“Us!”
“How?” she demands. “Your mother was gone! Mine was long gone! Your aunt worked full-time. Your cousin already had two kids.” She shakes her head at me. “My dad was a single parent to six kids, including three who were still in elementary school. Gran ran the lodge, and Paw-Paw ran the camp. Dad was the only one taking tourists on the long runs, gone for days at a time with only Hunter for help. He was stretched way too thin to help with a baby. Not to mention, I was nowhere near ready. I didn’t want to be a mom!”
An uncomfortable feeling unfolds in my stomach.
Maybe she’s right.
My anger and frustration have been so overwhelming since I learned of my daughter; maybe I’ve been remembering those days through rose-colored glasses. Because no matter how much I want to believe that we could have made it work, if I pause and think back, I have to admit to myself, if not to her, that Harper’s making valid points.
“You didn’t give us a chance!” I say, digging my feet into the argument. “Maybe we could’ve made it work.”
“No,” she says, shaking her head. “We couldn’t have, Joe. We would have both had to work full-time to pay rent and buy groceries and support her. She would have been in daycare, always picking up coughs and colds and needing clinic visits. We would have struggled.”
“My cousin did it.”
“Be serious! Bart graduated four years before Sandra, and you know it. He was already working full-time with an apartment of his own when she got pregnant. Not to mention, she had her mother in the picture.”
“We could have—”
“No!” she yells, her voice shrill. “We couldn’t have!” She clenches her jaw, her eyes furious when they slam into mine. “You only see what you want to see, Joe! And part of me loves that about you—your idealism, your blinding belief in beautiful things like love always finding a way—but it’s not always practical. We couldn’t offer her a good life, and I wanted that for her.”
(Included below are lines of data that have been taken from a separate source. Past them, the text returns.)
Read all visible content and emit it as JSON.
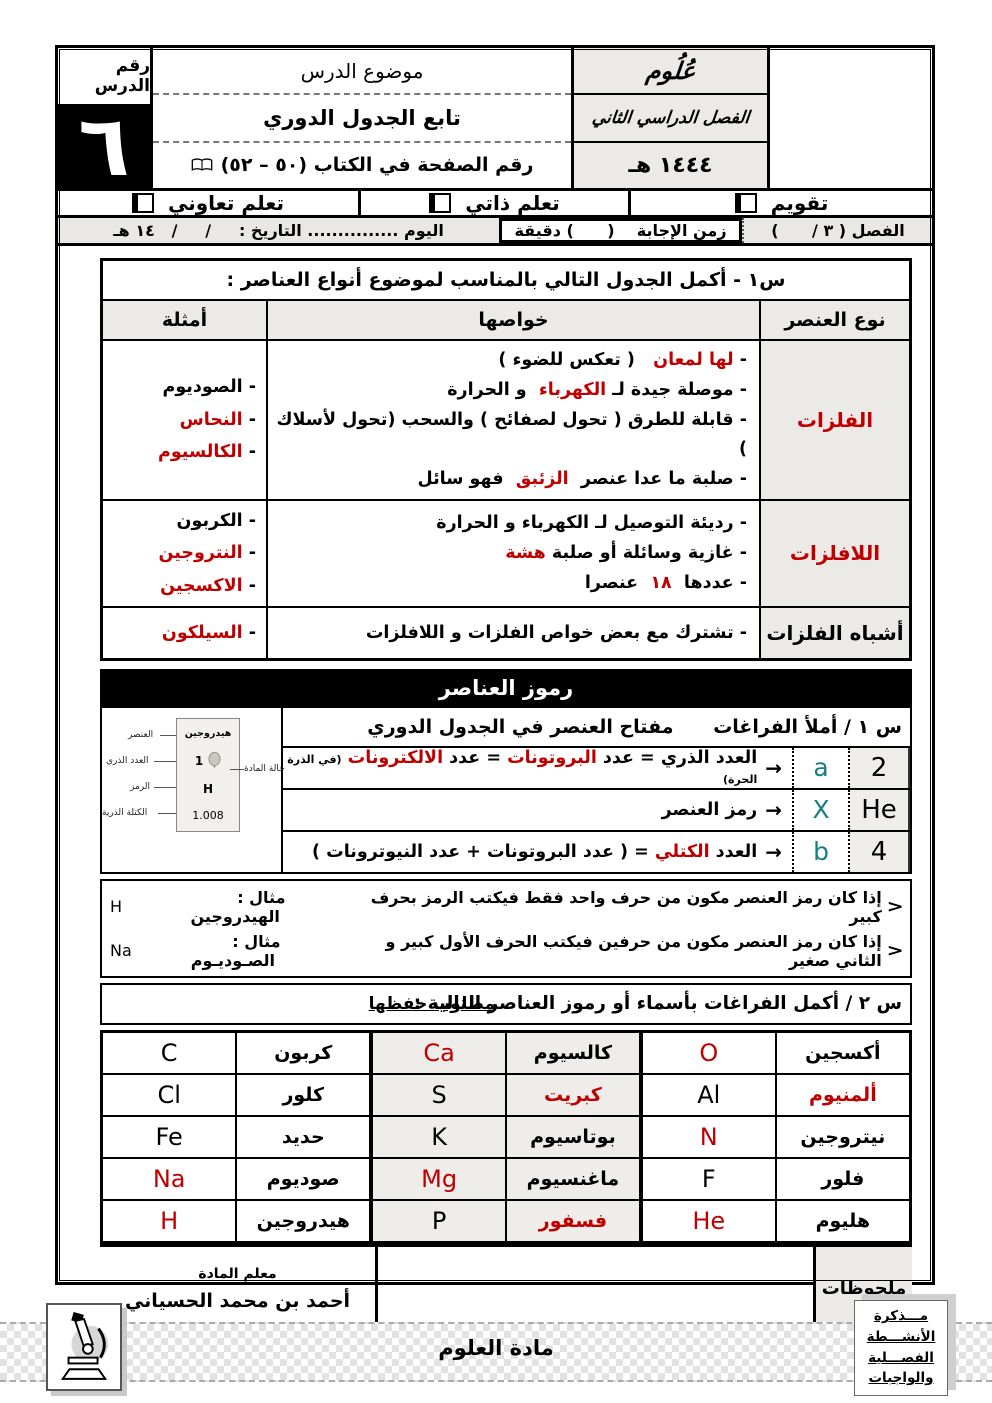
{
  "colors": {
    "answer_red": "#c00000",
    "key_teal": "#17807e"
  },
  "header": {
    "lesson_no_label": "رقم الدرس",
    "lesson_no": "٦",
    "topic_label": "موضوع الدرس",
    "topic_value": "تابع الجدول الدوري",
    "page_ref": "رقم الصفحة في الكتاب (٥٠ – ٥٢)",
    "subject_calligraphy": "عُلُوم",
    "term_calligraphy": "الفصل الدراسي الثاني",
    "year": "١٤٤٤ هـ"
  },
  "modes": {
    "assessment": "تقويم",
    "self": "تعلم ذاتي",
    "cooperative": "تعلم تعاوني"
  },
  "meta": {
    "chapter": "الفصل  ( ٣ /      )",
    "time": "زمن الإجابة    (      ) دقيقة",
    "day_date": "اليوم ............... التاريخ :     /     /   ١٤ هـ"
  },
  "q1": {
    "title": "س١ -  أكمل الجدول التالي بالمناسب لموضوع أنواع العناصر :",
    "headers": {
      "type": "نوع العنصر",
      "props": "خواصها",
      "examples": "أمثلة"
    },
    "rows": [
      {
        "type": [
          {
            "t": "الفلزات",
            "c": "red"
          }
        ],
        "props": [
          [
            {
              "t": "- "
            },
            {
              "t": "لها لمعان",
              "c": "red"
            },
            {
              "t": "   ( تعكس للضوء )"
            }
          ],
          [
            {
              "t": "- موصلة جيدة  لـ "
            },
            {
              "t": "الكهرباء",
              "c": "red"
            },
            {
              "t": "  و الحرارة"
            }
          ],
          [
            {
              "t": "- قابلة للطرق ( تحول لصفائح ) والسحب (تحول لأسلاك )"
            }
          ],
          [
            {
              "t": "- صلبة ما عدا عنصر  "
            },
            {
              "t": "الزئبق",
              "c": "red"
            },
            {
              "t": "  فهو سائل"
            }
          ]
        ],
        "examples": [
          [
            {
              "t": "- الصوديوم"
            }
          ],
          [
            {
              "t": "- "
            },
            {
              "t": "النحاس",
              "c": "red"
            }
          ],
          [
            {
              "t": "- "
            },
            {
              "t": "الكالسيوم",
              "c": "red"
            }
          ]
        ]
      },
      {
        "type": [
          {
            "t": "اللافلزات",
            "c": "red"
          }
        ],
        "props": [
          [
            {
              "t": "- رديئة التوصيل لـ  الكهرباء  و  الحرارة"
            }
          ],
          [
            {
              "t": "- غازية وسائلة  أو صلبة "
            },
            {
              "t": "هشة",
              "c": "red"
            }
          ],
          [
            {
              "t": "- عددها  "
            },
            {
              "t": "١٨",
              "c": "red"
            },
            {
              "t": "  عنصرا"
            }
          ]
        ],
        "examples": [
          [
            {
              "t": "- الكربون"
            }
          ],
          [
            {
              "t": "- "
            },
            {
              "t": "النتروجين",
              "c": "red"
            }
          ],
          [
            {
              "t": "- "
            },
            {
              "t": "الاكسجين",
              "c": "red"
            }
          ]
        ]
      },
      {
        "type": [
          {
            "t": "أشباه الفلزات"
          }
        ],
        "props": [
          [
            {
              "t": "- تشترك مع بعض  خواص الفلزات و اللافلزات"
            }
          ]
        ],
        "examples": [
          [
            {
              "t": "- "
            },
            {
              "t": "السيلكون",
              "c": "red"
            }
          ]
        ]
      }
    ]
  },
  "symbols": {
    "banner": "رموز العناصر",
    "q_label": "س ١ /  أملأ الفراغات      مفتاح العنصر في الجدول الدوري",
    "arrow": "→",
    "key_rows": [
      {
        "text": [
          {
            "t": "العدد الذري  =  عدد "
          },
          {
            "t": "البروتونات",
            "c": "red"
          },
          {
            "t": " = عدد "
          },
          {
            "t": "الالكترونات",
            "c": "red"
          },
          {
            "t": " ",
            "c": ""
          },
          {
            "t": "(في الذرة الحرة)",
            "s": true
          }
        ],
        "letter": "a",
        "value": "2"
      },
      {
        "text": [
          {
            "t": "رمز العنصر"
          }
        ],
        "letter": "X",
        "value": "He"
      },
      {
        "text": [
          {
            "t": "العدد "
          },
          {
            "t": "الكتلي",
            "c": "red"
          },
          {
            "t": "  = ( عدد البروتونات + عدد النيوترونات )"
          }
        ],
        "letter": "b",
        "value": "4"
      }
    ],
    "diagram": {
      "element_name": "هيدروجين",
      "atomic_number": "1",
      "symbol": "H",
      "atomic_mass": "1.008",
      "labels": {
        "element": "العنصر",
        "atomic_number": "العدد الذري",
        "symbol": "الرمز",
        "atomic_mass": "الكتلة الذرية",
        "state": "حالة المادة"
      }
    },
    "notes": [
      {
        "bullet": "<",
        "text": "إذا كان رمز العنصر مكون من حرف واحد فقط فيكتب الرمز بحرف كبير",
        "example": "مثال :  الهيدروجين",
        "symbol": "H"
      },
      {
        "bullet": "<",
        "text": "إذا كان رمز العنصر مكون من حرفين فيكتب  الحرف الأول كبير و الثاني صغير",
        "example": "مثال :  الصـوديـوم",
        "symbol": "Na"
      }
    ]
  },
  "q2": {
    "title": "س ٢ / أكمل الفراغات  بأسماء أو رموز العناصر التالية :",
    "memorize_note": "مطلوب حفظها",
    "rows": [
      [
        {
          "n": "أكسجين",
          "s": "O",
          "sc": "red"
        },
        {
          "n": "كالسيوم",
          "s": "Ca",
          "sc": "red"
        },
        {
          "n": "كربون",
          "s": "C"
        }
      ],
      [
        {
          "n": "ألمنيوم",
          "nc": "red",
          "s": "Al"
        },
        {
          "n": "كبريت",
          "nc": "red",
          "s": "S"
        },
        {
          "n": "كلور",
          "s": "Cl"
        }
      ],
      [
        {
          "n": "نيتروجين",
          "s": "N",
          "sc": "red"
        },
        {
          "n": "بوتاسيوم",
          "s": "K"
        },
        {
          "n": "حديد",
          "s": "Fe"
        }
      ],
      [
        {
          "n": "فلور",
          "s": "F"
        },
        {
          "n": "ماغنسيوم",
          "s": "Mg",
          "sc": "red"
        },
        {
          "n": "صوديوم",
          "s": "Na",
          "sc": "red"
        }
      ],
      [
        {
          "n": "هليوم",
          "s": "He",
          "sc": "red"
        },
        {
          "n": "فسفور",
          "nc": "red",
          "s": "P"
        },
        {
          "n": "هيدروجين",
          "s": "H",
          "sc": "red"
        }
      ]
    ]
  },
  "footer": {
    "teacher_label": "معلم المادة",
    "teacher_name": "أحمد بن محمد الحسياني",
    "notes_label": "ملحوظات"
  },
  "bottom": {
    "subject_band": "مادة العلوم",
    "stamp_lines": [
      "مـــذكرة",
      "الأنشـــطة",
      "الفصـــلية",
      "والواجبات"
    ]
  }
}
“I can’t believe you had so little faith in us.”
Her shoulders slump. “We were just kids.”
“And you didn’t want a baby.”
“No, I didn’t. Not at that time.”
I sit back on the couch, looking up at the ceiling, trying to swallow over the lump in my throat. The fact that Harper didn’t want our child—my child—hurts so much, I have to close my eyes against tears.
“All I ever wanted was a family,” I whisper. “With you.”
“I know,” she says, her voice thin and choked up. “I know that, Joe.”
“Why couldn’t you even tell me?”
“Because you would have tried to talk me into making the wrong choices. And I loved you so much, I might have let you.”
Loved.
Past tense.
“And now?” I keep my head back and my eyes closed.
“Now I’m ready to have a baby,” she says, “but this is never how I wanted it to be, with us barely speaking!”
Quiet settles over the room.
Outside I can hear the sound of the nightly Stewart campfire—snapping logs, the clink of beer bottles raised in toasts, the soft thrumming of a guitar.
“Joe.”
“What?”
“I…I don’t know if you read the—the thing about forgiveness that Gran gave us, but I did. And…and I want you to know that I acknowledge your pain,” she says slowly and carefully, a calm gravitas to her words. “I know that I hurt you. I know that I lied to you. I know that I betrayed you. I know that you are angry and frustrated. I know that you don’t trust me anymore. I acknowledge all of this, Joe.”
I wait for the “but.” I wait for her to tell me all the reasons that my pain is a necessary by-product of decisions she felt compelled to make. But we sit in silence again. Finally, I lean forward, open my eyes and look at her.